If you have ridden the Hatteras Inlet ferry you may have noticed several pilings on the beach on the north end of Ocracoke Island. This is all that remains of the US Coast Guard Station that was built there in 1917. It washed into the sea after a series of hurricanes in the mid-1950s.

The Hatteras Inlet Station during WWII:

(Click on photo to view a larger image.)

This was the second station built at Hatteras Inlet. The first was a US Life Saving Station constructed in 1883. In 1915 the Life Saving Service joined with the Revenue Cutter Service to create the Coast Guard. A second station, in Ocracoke village, had already been put into service in 1905. That building was replaced after WWII, and is now the campus of NCCAT (the North Carolina Center for the Advancement of Teaching).

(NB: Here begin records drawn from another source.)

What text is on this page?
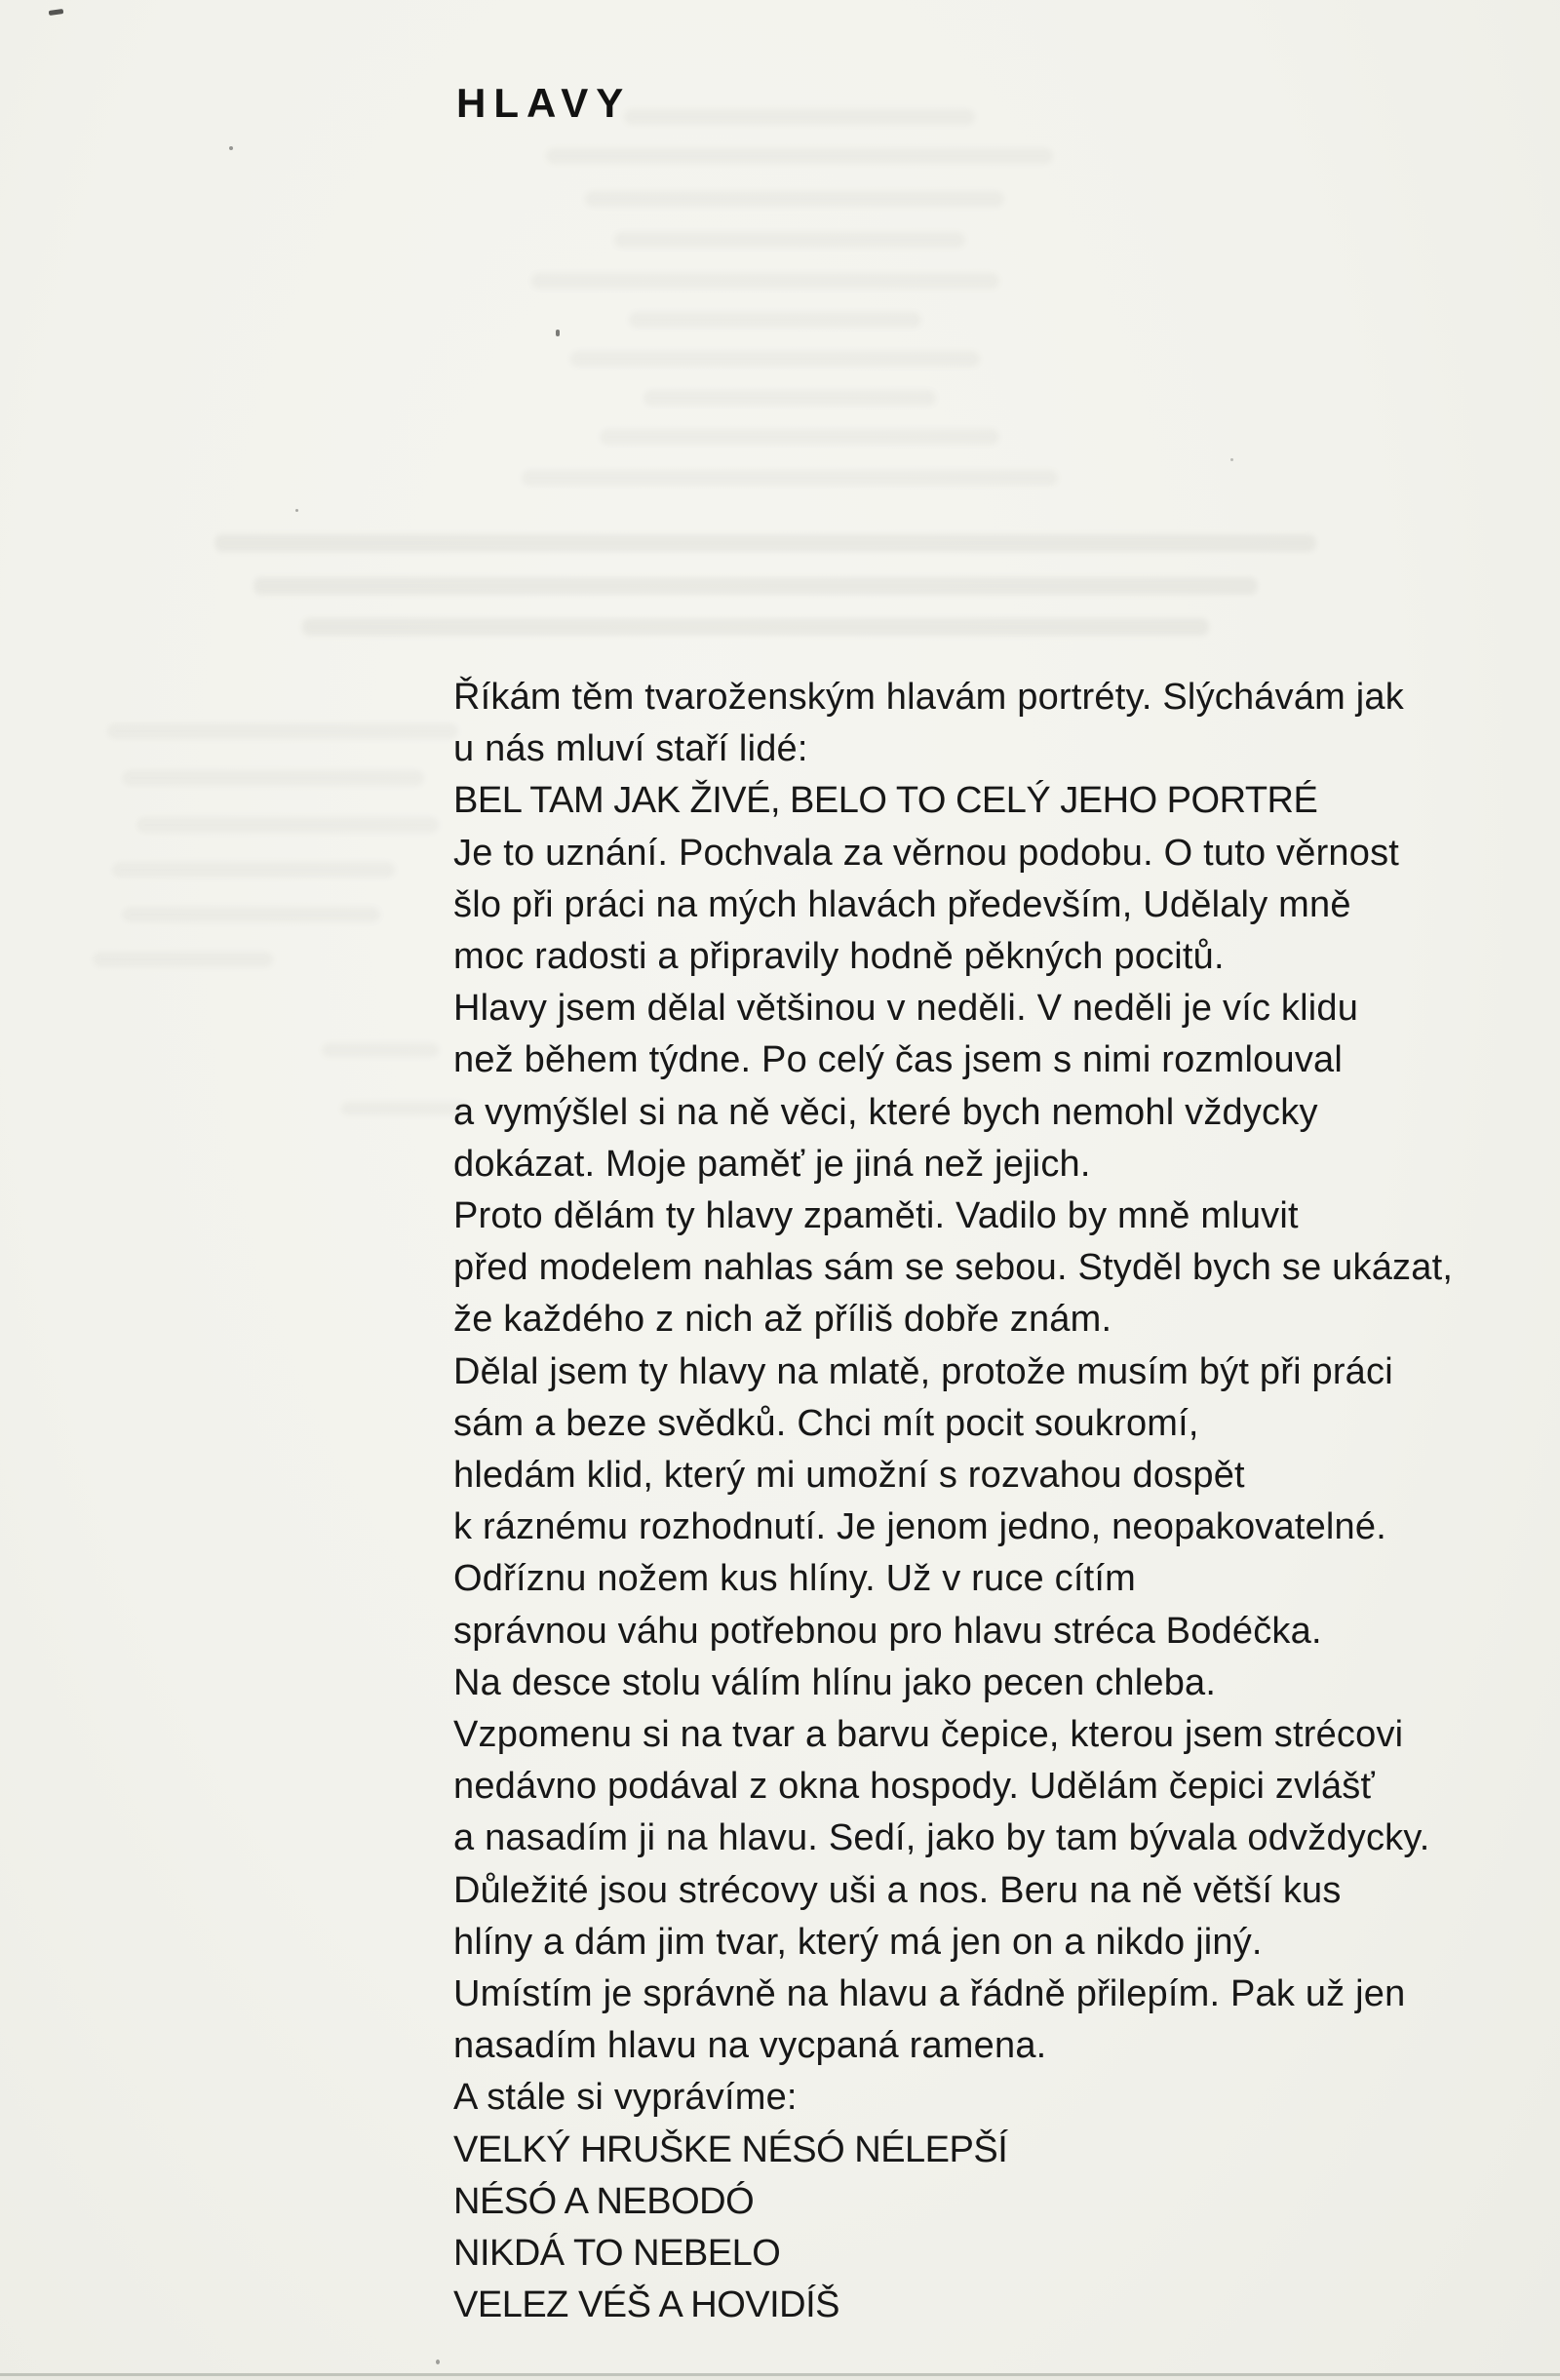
HLAVY
Říkám těm tvaroženským hlavám portréty. Slýchávám jak
u nás mluví staří lidé:
BEL TAM JAK ŽIVÉ, BELO TO CELÝ JEHO PORTRÉ
Je to uznání. Pochvala za věrnou podobu. O tuto věrnost
šlo při práci na mých hlavách především, Udělaly mně
moc radosti a připravily hodně pěkných pocitů.
Hlavy jsem dělal většinou v neděli. V neděli je víc klidu
než během týdne. Po celý čas jsem s nimi rozmlouval
a vymýšlel si na ně věci, které bych nemohl vždycky
dokázat. Moje paměť je jiná než jejich.
Proto dělám ty hlavy zpaměti. Vadilo by mně mluvit
před modelem nahlas sám se sebou. Styděl bych se ukázat,
že každého z nich až příliš dobře znám.
Dělal jsem ty hlavy na mlatě, protože musím být při práci
sám a beze svědků. Chci mít pocit soukromí,
hledám klid, který mi umožní s rozvahou dospět
k ráznému rozhodnutí. Je jenom jedno, neopakovatelné.
Odříznu nožem kus hlíny. Už v ruce cítím
správnou váhu potřebnou pro hlavu stréca Bodéčka.
Na desce stolu válím hlínu jako pecen chleba.
Vzpomenu si na tvar a barvu čepice, kterou jsem strécovi
nedávno podával z okna hospody. Udělám čepici zvlášť
a nasadím ji na hlavu. Sedí, jako by tam bývala odvždycky.
Důležité jsou strécovy uši a nos. Beru na ně větší kus
hlíny a dám jim tvar, který má jen on a nikdo jiný.
Umístím je správně na hlavu a řádně přilepím. Pak už jen
nasadím hlavu na vycpaná ramena.
A stále si vyprávíme:
VELKÝ HRUŠKE NÉSÓ NÉLEPŠÍ
NÉSÓ A NEBODÓ
NIKDÁ TO NEBELO
VELEZ VÉŠ A HOVIDÍŠ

The US Coast Guard still maintains a presence on Ocracoke. They and their predecessors have been an important part of island history for more than 100 years. We salute the "Coasties" and their contributions to Ocracoke and our nation!

Our latest Ocracoke Newsletter is Lou Ann's story of the Night Blooming Cereus Cactus. You can read it here:


  1. Debbie Leonard7:55 AM

    What are the metal piling/canal looking things just north of the North Pond area? I noticed them while kayaking and wondered if you know what they are (or were). Thanks!

  2. Dawn Taylor8:11 AM

    A post that is dear to my heart. Long family history of those who served in the LSS and Coast Guard. Thanks for a wonderful morning blog !

  3. Anonymous9:01 AM

    Please describe the Coast Guard's "presence" on Ocracoke now. Are any Coast Guard personnel actually stationed on Ocracoke?

  4. Anonymous2:02 PM

  5. Dawn Taylor6:12 PM

    Was at the Graveyard of the Atlantic Museum in Hatteras, earlier today. Doing research on the ships timbers that came from the Schooner, the Carroll A. Deering. Found out after questioning the man in the gift shop, that the store front windows came from the old Hatteras Inlet Coast Guard Station.

  6. Re. the links posted by anon. at 2:02: The first link is now out of date, as the station itself has been de-activated. The building is now the Ocracoke campus of NCCAT (North Carolina Center for the Advancement of Teaching). The second link is to a Coast Guard cutter, "Ocracoke."

  7. Debbie, I believe the metal structure you are referring to is the remnants of an old bulkhead or seawall. Erosion has claimed the surrounding land.

  8. The Coast Guard keeps a small patrol boat at the NCCAT dock (the former Coast Guard station). I don't know how many personnel stay at Ocracoke, or for how long, but their permanent station is Hatteras Inlet. While on Ocracoke they live in the condos at the former Boyette House motel.

  9. Debbie Leonard8:34 PM

    Thanks Philip, It does look like that's what it could be but I was confused b/c it is completely surrounded by water. Interesting to paddle around though.